Daisy, die eine praktizierende Katholikin gewesen war, zeichnete sich durch außergewöhnlichen Mut aus. Sie ging zu ihren Nachbarn und erzählte ihnen, was sie lernte. Als der Gemeindepfarrer sie besuchte und wissen wollte, warum sie nicht mehr in die Kirche gehe, zeigte sie ihm, daß die Bibel gewisse Dogmen, die er lehrte, nicht stützt, wie zum Beispiel die Feuerhölle.
Schließlich fragte er: „Wie kann ich den Kirchgängern, nachdem ich ihnen jahrelang von der Feuerhölle gepredigt habe, nun sagen, daß es sie gar nicht gibt? Dann würde ja niemand mehr in die Kirche gehen!“
„Wenn Sie ein ehrlicher Christ sind“, meinte Daisy, „werden Sie die Wahrheit sagen, ungeachtet der Folgen.“ Und sie fügte hinzu: „Wenn Sie es nicht tun, werde ich es tun!“ Genauso war es.
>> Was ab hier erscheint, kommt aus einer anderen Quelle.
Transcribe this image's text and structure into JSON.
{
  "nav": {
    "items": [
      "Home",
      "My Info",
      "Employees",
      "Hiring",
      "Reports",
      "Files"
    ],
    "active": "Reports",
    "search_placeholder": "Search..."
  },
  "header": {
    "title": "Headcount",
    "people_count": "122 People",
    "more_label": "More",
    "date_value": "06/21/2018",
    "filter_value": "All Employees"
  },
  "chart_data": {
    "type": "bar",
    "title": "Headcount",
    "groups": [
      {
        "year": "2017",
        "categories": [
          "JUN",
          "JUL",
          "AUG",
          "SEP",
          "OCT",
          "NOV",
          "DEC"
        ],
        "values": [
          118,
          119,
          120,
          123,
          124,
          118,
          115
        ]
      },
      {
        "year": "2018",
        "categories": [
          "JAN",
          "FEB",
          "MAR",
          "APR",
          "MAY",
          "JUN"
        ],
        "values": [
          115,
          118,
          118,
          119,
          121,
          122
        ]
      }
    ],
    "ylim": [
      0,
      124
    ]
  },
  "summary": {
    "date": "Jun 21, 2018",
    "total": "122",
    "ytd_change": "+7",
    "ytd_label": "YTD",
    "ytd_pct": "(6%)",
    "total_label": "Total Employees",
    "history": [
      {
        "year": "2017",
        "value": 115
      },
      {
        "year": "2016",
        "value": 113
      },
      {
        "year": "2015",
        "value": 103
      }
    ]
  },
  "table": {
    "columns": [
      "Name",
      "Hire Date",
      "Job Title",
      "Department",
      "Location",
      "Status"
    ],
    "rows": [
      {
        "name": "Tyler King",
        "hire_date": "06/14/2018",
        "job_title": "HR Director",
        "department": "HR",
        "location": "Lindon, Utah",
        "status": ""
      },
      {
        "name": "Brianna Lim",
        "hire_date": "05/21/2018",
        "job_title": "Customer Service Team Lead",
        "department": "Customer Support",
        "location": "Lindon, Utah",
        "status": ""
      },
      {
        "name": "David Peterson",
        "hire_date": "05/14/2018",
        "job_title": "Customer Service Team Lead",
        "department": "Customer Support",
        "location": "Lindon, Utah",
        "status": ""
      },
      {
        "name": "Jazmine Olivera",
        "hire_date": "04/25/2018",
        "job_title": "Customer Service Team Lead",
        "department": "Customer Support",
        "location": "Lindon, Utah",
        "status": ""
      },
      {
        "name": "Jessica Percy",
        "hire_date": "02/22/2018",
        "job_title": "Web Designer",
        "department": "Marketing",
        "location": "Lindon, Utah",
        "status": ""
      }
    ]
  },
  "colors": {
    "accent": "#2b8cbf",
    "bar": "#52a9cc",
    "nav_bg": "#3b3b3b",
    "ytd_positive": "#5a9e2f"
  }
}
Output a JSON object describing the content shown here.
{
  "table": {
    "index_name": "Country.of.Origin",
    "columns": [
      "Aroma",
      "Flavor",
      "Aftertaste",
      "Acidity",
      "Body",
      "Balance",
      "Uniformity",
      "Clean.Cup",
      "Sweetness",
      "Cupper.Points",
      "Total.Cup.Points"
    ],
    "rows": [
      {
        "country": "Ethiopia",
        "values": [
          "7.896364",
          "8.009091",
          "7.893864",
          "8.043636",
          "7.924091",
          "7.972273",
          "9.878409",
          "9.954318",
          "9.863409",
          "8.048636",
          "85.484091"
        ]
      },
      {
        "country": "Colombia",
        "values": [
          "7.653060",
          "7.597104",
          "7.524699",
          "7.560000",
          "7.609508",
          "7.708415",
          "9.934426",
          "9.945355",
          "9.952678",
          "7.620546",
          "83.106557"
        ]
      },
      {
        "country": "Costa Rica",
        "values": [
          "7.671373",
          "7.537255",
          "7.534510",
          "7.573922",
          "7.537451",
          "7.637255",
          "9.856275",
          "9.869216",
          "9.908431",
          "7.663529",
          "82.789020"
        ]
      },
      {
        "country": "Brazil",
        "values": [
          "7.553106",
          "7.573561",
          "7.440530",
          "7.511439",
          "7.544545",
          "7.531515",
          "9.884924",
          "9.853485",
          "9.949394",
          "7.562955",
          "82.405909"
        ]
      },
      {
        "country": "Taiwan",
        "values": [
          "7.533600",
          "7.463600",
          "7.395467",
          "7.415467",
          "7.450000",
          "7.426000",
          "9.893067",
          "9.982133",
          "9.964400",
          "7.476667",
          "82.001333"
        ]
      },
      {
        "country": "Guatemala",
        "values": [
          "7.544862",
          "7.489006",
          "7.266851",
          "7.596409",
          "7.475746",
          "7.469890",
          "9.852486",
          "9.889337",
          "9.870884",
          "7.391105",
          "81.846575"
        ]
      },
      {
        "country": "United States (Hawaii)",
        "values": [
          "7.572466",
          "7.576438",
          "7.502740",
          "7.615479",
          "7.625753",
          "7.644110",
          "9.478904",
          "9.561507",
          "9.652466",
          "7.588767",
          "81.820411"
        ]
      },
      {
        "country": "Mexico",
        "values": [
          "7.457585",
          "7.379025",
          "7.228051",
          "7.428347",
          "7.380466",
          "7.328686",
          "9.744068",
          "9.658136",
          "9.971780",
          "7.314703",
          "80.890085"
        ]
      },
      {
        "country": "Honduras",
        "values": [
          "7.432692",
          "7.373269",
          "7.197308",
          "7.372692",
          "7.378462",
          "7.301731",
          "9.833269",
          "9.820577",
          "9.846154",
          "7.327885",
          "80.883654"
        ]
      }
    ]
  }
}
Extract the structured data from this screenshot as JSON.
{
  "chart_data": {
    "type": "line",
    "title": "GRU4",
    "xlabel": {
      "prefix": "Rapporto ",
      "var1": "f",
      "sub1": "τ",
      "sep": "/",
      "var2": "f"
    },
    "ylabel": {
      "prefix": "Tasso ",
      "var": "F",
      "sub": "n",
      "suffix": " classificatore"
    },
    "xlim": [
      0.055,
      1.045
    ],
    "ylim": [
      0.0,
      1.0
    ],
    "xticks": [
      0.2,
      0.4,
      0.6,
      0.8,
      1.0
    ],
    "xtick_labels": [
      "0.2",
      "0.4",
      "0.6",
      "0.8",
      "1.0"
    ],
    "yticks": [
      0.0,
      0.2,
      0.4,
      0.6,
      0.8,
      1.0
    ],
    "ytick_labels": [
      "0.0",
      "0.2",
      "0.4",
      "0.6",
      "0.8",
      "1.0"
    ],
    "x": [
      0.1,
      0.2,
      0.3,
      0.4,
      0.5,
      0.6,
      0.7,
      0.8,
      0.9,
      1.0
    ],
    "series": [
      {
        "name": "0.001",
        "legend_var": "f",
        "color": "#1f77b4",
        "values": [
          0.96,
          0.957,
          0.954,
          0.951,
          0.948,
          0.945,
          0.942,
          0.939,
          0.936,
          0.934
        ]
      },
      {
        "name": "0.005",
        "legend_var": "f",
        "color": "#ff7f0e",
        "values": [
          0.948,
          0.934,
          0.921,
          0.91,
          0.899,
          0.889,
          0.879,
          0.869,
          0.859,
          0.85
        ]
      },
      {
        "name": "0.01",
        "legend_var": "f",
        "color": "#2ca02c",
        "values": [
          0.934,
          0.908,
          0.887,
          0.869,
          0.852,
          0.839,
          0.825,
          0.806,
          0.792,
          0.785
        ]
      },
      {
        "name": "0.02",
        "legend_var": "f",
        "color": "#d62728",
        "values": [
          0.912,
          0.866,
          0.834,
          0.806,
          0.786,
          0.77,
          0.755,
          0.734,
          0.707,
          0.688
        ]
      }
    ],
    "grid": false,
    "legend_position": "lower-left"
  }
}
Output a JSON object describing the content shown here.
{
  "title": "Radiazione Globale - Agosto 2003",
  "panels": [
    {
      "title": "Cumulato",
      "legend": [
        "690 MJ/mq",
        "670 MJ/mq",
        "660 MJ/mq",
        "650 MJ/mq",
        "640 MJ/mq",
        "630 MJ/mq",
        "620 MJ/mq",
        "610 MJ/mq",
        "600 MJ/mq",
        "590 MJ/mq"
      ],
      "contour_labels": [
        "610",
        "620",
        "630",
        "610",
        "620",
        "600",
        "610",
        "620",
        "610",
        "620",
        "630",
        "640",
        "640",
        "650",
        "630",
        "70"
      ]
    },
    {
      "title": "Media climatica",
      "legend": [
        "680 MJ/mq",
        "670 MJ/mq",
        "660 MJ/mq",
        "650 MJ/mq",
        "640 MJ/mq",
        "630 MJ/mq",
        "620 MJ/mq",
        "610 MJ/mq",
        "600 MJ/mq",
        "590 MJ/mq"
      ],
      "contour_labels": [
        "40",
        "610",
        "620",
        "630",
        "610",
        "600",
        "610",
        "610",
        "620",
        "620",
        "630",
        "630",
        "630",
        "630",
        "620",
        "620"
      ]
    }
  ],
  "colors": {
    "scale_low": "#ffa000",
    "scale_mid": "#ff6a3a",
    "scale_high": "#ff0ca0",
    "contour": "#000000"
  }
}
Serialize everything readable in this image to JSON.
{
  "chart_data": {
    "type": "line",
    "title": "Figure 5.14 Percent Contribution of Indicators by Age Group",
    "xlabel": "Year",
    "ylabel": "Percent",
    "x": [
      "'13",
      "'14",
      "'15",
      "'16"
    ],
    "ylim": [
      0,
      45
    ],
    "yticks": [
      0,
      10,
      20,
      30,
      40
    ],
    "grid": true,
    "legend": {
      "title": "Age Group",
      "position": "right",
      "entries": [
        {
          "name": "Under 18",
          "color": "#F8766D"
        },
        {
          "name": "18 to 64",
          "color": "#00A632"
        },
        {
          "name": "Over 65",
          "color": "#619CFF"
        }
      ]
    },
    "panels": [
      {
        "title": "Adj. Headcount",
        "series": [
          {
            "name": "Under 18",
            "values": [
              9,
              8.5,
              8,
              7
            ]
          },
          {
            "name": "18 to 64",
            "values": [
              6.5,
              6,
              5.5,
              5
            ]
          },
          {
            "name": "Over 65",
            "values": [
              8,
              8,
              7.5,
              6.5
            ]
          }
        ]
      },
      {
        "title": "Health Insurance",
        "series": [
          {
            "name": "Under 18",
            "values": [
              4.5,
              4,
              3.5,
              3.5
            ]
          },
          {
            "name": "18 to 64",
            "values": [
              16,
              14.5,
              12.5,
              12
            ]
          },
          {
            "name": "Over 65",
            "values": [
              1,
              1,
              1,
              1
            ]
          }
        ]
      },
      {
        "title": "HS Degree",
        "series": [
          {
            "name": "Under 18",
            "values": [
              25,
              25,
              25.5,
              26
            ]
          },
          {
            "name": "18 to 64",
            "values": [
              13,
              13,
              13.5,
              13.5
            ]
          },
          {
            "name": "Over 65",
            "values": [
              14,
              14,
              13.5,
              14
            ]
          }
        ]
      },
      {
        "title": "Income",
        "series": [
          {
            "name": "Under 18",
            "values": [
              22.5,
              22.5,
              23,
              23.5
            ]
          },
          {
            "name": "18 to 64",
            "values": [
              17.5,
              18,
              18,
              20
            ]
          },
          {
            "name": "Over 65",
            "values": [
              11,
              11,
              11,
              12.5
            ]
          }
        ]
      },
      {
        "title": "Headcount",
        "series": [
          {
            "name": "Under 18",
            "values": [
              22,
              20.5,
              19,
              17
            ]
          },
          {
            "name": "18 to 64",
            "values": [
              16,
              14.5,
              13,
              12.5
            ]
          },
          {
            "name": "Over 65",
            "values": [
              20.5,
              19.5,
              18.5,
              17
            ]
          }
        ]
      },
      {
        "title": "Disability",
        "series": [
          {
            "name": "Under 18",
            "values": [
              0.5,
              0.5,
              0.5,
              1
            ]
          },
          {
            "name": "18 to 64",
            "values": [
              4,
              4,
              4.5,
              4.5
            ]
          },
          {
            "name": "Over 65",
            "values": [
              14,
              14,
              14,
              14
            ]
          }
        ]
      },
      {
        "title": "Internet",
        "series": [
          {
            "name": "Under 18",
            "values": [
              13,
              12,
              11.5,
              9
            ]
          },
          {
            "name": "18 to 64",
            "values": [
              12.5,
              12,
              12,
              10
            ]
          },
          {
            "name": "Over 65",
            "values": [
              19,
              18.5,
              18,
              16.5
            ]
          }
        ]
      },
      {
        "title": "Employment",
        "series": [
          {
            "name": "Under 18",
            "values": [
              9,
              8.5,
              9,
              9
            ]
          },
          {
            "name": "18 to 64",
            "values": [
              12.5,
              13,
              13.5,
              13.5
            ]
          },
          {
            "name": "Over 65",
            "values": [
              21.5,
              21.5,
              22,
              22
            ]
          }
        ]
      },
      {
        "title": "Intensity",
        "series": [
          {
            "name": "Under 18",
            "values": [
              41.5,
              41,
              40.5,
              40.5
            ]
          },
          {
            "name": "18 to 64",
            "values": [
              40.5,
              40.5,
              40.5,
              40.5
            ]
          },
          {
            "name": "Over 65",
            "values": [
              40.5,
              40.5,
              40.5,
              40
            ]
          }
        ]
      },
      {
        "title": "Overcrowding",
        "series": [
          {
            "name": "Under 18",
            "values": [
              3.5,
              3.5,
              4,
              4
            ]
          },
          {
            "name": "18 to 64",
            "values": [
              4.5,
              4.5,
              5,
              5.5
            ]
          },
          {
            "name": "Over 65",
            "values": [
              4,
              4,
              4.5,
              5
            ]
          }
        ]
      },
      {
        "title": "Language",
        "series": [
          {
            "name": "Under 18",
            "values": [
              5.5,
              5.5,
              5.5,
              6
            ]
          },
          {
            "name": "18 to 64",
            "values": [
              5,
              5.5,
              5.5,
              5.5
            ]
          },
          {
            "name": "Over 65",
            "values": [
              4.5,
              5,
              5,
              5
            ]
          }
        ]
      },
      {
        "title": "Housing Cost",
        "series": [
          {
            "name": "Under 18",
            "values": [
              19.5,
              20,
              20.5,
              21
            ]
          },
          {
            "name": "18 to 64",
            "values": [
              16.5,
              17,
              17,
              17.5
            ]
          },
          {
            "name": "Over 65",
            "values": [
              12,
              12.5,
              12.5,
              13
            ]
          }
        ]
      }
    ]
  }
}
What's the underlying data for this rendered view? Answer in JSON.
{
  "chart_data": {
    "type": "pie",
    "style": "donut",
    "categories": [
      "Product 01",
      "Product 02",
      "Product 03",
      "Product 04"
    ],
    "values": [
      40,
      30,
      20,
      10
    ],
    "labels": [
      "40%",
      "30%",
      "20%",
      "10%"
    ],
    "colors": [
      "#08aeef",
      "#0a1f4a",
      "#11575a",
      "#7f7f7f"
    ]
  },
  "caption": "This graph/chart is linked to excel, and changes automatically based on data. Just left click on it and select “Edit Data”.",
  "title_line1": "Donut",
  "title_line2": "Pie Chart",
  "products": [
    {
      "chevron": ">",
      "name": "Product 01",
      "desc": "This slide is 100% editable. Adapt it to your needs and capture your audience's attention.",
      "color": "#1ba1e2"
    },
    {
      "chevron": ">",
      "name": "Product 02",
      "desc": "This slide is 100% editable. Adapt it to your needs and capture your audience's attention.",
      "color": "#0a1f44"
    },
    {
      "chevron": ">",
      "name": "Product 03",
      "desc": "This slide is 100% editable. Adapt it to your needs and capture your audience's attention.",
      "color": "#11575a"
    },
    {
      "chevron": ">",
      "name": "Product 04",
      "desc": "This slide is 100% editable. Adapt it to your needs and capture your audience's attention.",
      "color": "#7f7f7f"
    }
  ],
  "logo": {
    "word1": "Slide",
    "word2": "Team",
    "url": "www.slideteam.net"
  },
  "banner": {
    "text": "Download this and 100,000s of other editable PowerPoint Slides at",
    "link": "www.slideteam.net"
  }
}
Dick und Daisy sowie ihre beiden älteren Töchter ließen sich zur selben Zeit wie ich in Rangun taufen. 1937, drei Jahre später, heiratete ich Phyllis, ihre zweitälteste Tochter.
Flucht nach Indien
Japanische Streitkräfte drangen während des Zweiten Weltkriegs in Birma ein, und Rangun fiel am 8. März 1942. Ausländische Zivilisten waren gezwungen, bei Nacht und Nebel nach Indien zu fliehen. Hunderte versuchten es durch den Dschungel, doch viele starben unterwegs. Ich kannte zufällig den Offizier, der die Evakuierung zu leiten hatte. So gelang es mir, Fahrkarten für eines der letzten Frachtschiffe zu beschaffen, die von Rangun nach Kalkutta ausliefen. Es war für uns alle ein trauriger Augenblick, unser Haus und den größten Teil unserer Habe in einer derartigen Eile verlassen zu müssen. Birma stand von 1942 bis 1945 unter japanischer Besetzung.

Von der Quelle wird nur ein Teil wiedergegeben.